Wedding gift for my best friend??

Deelove82

Member
Dec 12, 2006
847
5
My best friend is getting married in August. Since she and her SO have been living together for years they don't really need anything and suggested money as a gift. But since my friend and I would feel weird if I gave them money, I'm looking for something else I could give them.
First I thought I'd have twin stars named after her and her SO, but my mom didn't like the idea. Then I found a site where you can buy useful things for families in third world countries and you get a card that has a picture of what you bought. For example 5 chickens, a Yak or mosquito nets and so on. I think my friend would like that idea.
What do you guys think? Maybe someone has a suggestion for a nice wedding present.
I'm kinda clueless :shrugs:, so any help would be appreciated!:flowers:
 
hmm good question, i have the exact problem too and in august as well!

i was thinking just the money since they really can use it. How about offering to help with something involving the wedding?

Whether it be helping out with the flower costs or something related to the wedding?

You can also do what you suggested and donate to a charity in their honour, but something that would mean something to them...like if they have a loved one who died of cancer, you'd donate for cancer research.

Or buy them some weekend getaway ??? hmm...now i might pick that one for my own friend..lol
 
depends on the person, my bff is getting married july 4th and i know she wouldnt appreciate a donation in her name. ill probably end up going to tiffany and getting her a vase or candles or something. personally, i would love to have a donation made in my name in lieu of a wedding gift.
 
Or buy them some weekend getaway ??? hmm...now i might pick that one for my own friend..lol

GREAT idea! Buy them a weekend in a Bed and Breakfast in a nice place near where they live. You can work with the owner to set it up, and let them pick an available date.
 
Coming from the end that you friend is on, we had everything we needed for a 'new home' when we got married, we only wanted money or well wishes. We didn't ask for anything...and even said just traveling down to Tahoe was gift enough. We understood that some people would have a hard time with that idea...just as you are. My bff was like you - she ended up buying us a spa day at the resort we were at.

Keep in mind that unforeseeable things happen - if we hadn't gotten the money we did at our wedding, we wouldn't have been able to take our sick dog to the vet and ensure that she didn't have cancer.
 
I too like the idea of a spa retreat. I know for me and maybe a lot of other people this is not something they treat themselves to, so its a nice gift to get.
 
I scanned through your writing at first and saw you were thinking of buying her a yak and 5 chickens, I was like I hope she lives on a farm. Ok I know I'm an idiot, but that is a really neat idea to do for a gift for anyone. I gave my BF money at the time it probably wasn't much however I did buy her the pearl earrings she wore on her big day though. You could pay into her honeymoon, ya know how some travel agencies do that for the newly weds or arrange something really neat at there honeymoon, if there going to the beach or tropics arrange for a his/her together massage treatment, or parasailing. I dont know just some ideals!
 
^Totally agree with ladyjane about helping to pay for the honeymoon. I remember hearing about couples registering with travel agents (perhaps there is a website) to book a vacation package. I also like the idea of a spa day. The bride and groom will probably need some de-stressing after the wedding and dealing with all the last minute details.
 
If you know what resort/hotel they are staying at for their honeymoon, you can usually arrange some sort of package through that. My friend wanted to add something to her brother's gift and they were going to hawaii, she contacted the hotel and prepaid for them to do a private sunset dinner on the beach. I thought that was a good idea...

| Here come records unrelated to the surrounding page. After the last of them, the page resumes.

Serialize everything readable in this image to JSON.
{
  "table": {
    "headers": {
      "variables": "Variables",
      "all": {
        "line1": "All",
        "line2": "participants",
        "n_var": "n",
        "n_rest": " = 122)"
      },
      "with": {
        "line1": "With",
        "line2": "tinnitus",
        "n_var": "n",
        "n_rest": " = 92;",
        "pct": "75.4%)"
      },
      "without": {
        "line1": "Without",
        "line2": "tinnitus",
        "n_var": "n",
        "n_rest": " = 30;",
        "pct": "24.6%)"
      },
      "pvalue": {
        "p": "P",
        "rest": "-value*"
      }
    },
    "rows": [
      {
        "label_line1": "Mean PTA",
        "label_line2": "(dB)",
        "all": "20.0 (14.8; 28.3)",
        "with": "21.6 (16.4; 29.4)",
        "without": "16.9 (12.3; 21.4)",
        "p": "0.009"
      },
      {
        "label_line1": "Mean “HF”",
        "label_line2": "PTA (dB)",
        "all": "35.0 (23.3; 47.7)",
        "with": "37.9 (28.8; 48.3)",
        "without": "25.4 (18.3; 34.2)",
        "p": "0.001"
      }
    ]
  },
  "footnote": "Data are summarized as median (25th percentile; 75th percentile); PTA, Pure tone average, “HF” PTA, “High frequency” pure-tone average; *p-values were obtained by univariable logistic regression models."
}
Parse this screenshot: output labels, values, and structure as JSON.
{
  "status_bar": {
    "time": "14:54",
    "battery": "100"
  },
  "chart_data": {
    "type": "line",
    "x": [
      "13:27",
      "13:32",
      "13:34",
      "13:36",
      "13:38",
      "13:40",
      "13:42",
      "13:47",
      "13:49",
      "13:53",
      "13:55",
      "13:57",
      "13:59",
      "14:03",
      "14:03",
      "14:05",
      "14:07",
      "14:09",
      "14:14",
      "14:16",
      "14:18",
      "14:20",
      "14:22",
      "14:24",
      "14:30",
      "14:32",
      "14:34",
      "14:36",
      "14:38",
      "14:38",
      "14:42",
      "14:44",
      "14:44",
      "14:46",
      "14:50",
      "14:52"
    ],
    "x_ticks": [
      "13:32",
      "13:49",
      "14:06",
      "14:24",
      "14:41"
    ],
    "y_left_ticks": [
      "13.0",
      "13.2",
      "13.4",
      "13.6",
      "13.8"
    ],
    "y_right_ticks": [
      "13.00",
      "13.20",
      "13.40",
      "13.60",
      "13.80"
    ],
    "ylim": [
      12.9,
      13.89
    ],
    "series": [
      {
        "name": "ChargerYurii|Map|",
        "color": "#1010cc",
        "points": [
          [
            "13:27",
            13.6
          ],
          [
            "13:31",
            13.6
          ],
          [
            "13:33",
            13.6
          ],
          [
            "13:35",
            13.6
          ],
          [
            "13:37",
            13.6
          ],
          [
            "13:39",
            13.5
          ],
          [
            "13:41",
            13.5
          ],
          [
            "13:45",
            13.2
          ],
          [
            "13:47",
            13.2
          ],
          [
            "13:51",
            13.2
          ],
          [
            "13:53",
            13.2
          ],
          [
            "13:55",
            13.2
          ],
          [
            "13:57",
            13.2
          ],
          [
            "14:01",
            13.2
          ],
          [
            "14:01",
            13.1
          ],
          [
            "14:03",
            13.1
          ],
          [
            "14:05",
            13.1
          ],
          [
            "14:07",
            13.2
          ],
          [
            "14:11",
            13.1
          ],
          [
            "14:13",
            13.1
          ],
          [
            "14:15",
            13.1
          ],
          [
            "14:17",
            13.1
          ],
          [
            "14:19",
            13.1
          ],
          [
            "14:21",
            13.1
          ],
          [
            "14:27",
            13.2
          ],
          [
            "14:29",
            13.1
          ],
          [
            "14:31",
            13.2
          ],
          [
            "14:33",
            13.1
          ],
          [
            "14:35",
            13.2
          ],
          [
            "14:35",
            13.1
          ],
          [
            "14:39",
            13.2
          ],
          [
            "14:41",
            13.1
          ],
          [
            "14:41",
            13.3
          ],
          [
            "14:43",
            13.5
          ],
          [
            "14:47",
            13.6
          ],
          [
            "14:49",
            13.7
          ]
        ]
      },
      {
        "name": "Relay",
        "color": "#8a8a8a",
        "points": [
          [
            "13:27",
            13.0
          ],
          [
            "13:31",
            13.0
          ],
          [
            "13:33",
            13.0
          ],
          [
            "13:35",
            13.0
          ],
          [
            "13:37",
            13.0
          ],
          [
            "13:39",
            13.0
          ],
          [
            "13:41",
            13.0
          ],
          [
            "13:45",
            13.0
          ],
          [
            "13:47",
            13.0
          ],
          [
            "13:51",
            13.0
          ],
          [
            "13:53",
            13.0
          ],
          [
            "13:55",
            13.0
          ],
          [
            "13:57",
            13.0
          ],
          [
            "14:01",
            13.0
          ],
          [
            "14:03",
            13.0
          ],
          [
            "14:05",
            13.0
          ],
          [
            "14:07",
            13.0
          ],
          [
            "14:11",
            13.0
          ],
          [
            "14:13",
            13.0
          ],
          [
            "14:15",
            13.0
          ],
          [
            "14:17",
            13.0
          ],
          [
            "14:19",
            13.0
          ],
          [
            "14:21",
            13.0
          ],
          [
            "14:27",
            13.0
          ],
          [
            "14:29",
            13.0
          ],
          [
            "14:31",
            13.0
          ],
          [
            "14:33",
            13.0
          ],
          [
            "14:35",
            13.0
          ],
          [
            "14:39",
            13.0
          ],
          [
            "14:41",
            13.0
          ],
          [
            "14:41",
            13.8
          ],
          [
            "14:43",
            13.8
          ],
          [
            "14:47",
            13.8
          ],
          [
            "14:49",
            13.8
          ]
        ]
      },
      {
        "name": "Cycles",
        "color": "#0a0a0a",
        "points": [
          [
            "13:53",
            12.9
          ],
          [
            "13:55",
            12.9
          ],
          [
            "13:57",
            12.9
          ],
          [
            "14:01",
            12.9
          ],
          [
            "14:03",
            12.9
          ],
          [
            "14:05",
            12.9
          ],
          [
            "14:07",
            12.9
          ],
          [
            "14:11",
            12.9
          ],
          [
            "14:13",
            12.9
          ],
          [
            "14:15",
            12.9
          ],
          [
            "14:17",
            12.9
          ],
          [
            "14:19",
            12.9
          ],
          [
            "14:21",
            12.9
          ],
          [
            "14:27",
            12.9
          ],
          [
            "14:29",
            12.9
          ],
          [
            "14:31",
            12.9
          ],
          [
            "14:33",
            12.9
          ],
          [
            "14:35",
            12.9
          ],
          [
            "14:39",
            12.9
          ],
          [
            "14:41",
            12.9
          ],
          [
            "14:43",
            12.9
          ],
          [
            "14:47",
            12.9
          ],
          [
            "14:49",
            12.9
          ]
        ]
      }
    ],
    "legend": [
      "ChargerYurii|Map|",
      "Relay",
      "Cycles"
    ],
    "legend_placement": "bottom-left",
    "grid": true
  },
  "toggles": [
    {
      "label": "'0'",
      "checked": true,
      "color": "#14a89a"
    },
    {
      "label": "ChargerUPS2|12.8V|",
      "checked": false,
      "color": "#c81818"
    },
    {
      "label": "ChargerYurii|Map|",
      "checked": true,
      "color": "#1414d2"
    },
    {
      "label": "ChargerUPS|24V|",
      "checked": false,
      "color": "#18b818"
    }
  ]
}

It can be weird writing a check to a friend, but if they are honest and have most things they need then money is the best option, in my opinion. With wedding expenses or whatever comes up, starting to rebuild a savings is a good thing.

While I think I would appreciate the donation for a christmas or a birthday gift... for a wedding I don't think I would appreciate it, make sure you think your friends would be OK with that! I think something they can either use or put toward their future is the best in this circumstance... maybe save the donation as an anniversary gift.
 
She asked for money on the printed invitations, but told me she didn't want any from me. And they haven't planned a honeymoon, yet. They still don't know if they're even going somewhere after the wedding. And her SO isn't really a spa kind of guy. I was thinking about getting her some nice pearl earrings or something like that, but isn't a wedding gift supposed to be for both the bride and groom (even though I'm not really friends with him)?
 
She asked for money on the printed invitations
Really?? :confused1:

I think the weekend getaway ideas are good, and if your friend is a charitable person by nature, the sponsor-a-third-world-family-in-her-name idea is great as well. I saw someone on another site mention that no matter whether or not the couple is registered, she always buys them a set of antique sterling silver candlesticks. Wouldn't work for everyone, but that is a unique gift idea that I personally would LOVE!

Does she have any specific interests that are not items you could register for anyway? Like tickets to the theatre/ballet, antique items, purses :graucho:, etc.